Solving $9x \equiv 21 \bmod 30$

My approach:
Finding $gcd(9,30)$: \begin{align} 30 &= 9 \cdot 3 + 3 \\ 9 &= 3 \cdot 3 + 0 \end{align}

So $gcd(9,30)=3$ and since $3 \mid 21$ so the congruence has $3$ incongruent solutions.
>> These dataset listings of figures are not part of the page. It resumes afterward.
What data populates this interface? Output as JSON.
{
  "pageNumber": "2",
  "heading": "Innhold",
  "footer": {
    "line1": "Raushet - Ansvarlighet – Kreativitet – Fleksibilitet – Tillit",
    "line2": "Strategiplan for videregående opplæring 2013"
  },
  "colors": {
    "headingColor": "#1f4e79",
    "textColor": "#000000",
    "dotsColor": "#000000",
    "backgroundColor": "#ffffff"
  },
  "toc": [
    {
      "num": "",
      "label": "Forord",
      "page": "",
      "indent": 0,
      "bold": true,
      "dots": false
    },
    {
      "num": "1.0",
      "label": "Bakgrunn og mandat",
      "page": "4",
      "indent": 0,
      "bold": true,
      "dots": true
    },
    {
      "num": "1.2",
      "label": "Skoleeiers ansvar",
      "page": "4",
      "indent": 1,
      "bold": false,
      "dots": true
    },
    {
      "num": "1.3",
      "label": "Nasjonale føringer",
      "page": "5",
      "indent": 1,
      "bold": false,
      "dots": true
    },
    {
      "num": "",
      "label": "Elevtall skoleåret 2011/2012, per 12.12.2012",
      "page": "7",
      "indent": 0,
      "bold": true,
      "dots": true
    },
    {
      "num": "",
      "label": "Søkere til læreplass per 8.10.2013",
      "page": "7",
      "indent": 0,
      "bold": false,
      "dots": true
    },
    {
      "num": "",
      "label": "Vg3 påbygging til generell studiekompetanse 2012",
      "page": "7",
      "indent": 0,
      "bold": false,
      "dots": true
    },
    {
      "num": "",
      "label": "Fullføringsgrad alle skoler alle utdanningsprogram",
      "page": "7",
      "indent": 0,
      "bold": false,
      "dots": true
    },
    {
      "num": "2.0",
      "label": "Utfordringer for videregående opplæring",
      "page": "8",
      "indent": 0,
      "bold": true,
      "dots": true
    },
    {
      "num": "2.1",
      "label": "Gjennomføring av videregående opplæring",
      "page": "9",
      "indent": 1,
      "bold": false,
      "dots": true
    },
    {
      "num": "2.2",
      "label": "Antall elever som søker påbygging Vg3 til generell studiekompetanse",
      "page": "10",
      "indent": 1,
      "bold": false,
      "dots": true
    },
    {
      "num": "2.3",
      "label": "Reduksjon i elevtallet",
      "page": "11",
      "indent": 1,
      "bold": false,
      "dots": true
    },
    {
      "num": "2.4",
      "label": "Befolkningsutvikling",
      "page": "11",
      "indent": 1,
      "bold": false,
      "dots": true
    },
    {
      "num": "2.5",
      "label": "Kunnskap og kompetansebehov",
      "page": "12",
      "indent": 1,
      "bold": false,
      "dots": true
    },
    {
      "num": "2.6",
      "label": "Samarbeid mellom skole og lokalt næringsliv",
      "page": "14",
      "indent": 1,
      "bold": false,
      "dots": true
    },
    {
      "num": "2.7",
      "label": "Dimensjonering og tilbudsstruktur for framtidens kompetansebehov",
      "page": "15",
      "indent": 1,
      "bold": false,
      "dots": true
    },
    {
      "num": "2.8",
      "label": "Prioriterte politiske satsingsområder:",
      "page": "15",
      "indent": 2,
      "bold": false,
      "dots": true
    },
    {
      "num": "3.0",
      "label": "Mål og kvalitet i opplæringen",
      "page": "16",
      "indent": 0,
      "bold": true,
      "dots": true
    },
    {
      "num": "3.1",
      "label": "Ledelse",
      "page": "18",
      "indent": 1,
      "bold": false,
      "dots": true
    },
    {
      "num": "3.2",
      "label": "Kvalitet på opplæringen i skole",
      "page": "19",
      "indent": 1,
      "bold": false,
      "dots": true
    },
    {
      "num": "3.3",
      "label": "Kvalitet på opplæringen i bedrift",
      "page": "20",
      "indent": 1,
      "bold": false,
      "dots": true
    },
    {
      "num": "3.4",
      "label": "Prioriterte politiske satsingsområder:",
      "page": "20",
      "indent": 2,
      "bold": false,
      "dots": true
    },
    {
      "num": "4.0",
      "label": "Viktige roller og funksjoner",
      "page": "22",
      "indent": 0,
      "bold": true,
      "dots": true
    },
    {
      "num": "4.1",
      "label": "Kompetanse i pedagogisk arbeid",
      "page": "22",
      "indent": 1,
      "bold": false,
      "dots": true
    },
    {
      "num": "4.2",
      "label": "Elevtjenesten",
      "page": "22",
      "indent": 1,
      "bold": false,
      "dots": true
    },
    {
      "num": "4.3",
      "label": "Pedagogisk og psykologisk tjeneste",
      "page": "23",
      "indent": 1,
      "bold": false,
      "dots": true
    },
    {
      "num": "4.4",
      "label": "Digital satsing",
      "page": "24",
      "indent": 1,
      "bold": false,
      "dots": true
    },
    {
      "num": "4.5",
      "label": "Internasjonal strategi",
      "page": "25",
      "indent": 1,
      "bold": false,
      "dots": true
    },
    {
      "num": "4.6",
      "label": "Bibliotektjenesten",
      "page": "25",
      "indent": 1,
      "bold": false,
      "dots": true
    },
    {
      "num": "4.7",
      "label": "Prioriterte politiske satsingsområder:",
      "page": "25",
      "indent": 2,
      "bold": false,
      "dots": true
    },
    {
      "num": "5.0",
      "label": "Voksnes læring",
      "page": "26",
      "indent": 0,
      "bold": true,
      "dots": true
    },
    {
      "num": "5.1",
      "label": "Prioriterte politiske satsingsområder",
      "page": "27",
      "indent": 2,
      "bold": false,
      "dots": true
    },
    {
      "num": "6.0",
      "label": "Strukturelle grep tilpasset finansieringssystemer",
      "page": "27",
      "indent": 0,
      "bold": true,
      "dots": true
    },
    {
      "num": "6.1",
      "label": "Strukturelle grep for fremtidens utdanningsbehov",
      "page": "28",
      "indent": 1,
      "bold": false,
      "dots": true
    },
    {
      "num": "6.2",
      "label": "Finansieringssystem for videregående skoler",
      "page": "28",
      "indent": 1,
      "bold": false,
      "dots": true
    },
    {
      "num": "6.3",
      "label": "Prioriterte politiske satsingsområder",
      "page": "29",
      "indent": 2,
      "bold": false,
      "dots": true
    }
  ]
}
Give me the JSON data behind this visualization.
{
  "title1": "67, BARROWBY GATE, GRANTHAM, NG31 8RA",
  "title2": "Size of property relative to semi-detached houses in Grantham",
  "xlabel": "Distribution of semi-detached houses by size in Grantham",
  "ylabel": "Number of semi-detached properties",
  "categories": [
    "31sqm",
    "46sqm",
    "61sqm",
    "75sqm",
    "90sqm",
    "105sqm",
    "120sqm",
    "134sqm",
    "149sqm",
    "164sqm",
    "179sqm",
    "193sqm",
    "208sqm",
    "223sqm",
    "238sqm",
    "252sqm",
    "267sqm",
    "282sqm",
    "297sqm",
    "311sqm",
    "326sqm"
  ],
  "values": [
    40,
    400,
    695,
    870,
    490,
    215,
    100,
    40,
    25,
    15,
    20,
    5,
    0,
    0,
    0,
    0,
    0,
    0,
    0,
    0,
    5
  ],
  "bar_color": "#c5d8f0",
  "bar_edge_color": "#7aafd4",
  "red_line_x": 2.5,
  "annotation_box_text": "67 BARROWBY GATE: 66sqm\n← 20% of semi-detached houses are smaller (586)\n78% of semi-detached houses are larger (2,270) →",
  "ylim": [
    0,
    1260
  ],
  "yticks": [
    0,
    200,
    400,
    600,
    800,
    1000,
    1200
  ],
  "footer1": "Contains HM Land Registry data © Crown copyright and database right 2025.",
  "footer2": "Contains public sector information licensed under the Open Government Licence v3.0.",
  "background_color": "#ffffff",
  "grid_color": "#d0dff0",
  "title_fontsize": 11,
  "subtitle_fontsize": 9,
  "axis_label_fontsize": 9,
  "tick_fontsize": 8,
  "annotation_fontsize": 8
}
Express $3$ as a linear combination of $9$ and $30$, we get: $$3 = 30-9 \cdot 3 \ \ \ \ \ \ (1)$$

We have to solve this equation to find $x_0$: $$9x-30y=21 \ \ \ \ \ \ (2)$$

Multiplying $(1)$ by $7$ we get: $$21=30 \cdot7-9 \cdot 21$$

Rewritten in form of $(2)$: $$-9 \cdot (21) + 30 \cdot (7) = 21 $$

So $x_0=21$, the incongruent solutions are: $$21 + 10n, \ \ \ \ \ n = 0,1,2$$

Then $x=21,31,41$. But my answer is wrong, the answer is: $x=9,19,29$. Can you tell me which step is wrong. Thanks for your help!

$9x\equiv 21\pmod{30}$ means $9x=30k+21$ or $3x=10k+7$ or $3x\equiv 7\pmod{10}$ or $21x\equiv 49\pmod{10}$ or $\color{red}{x\equiv 9\pmod{10}}$.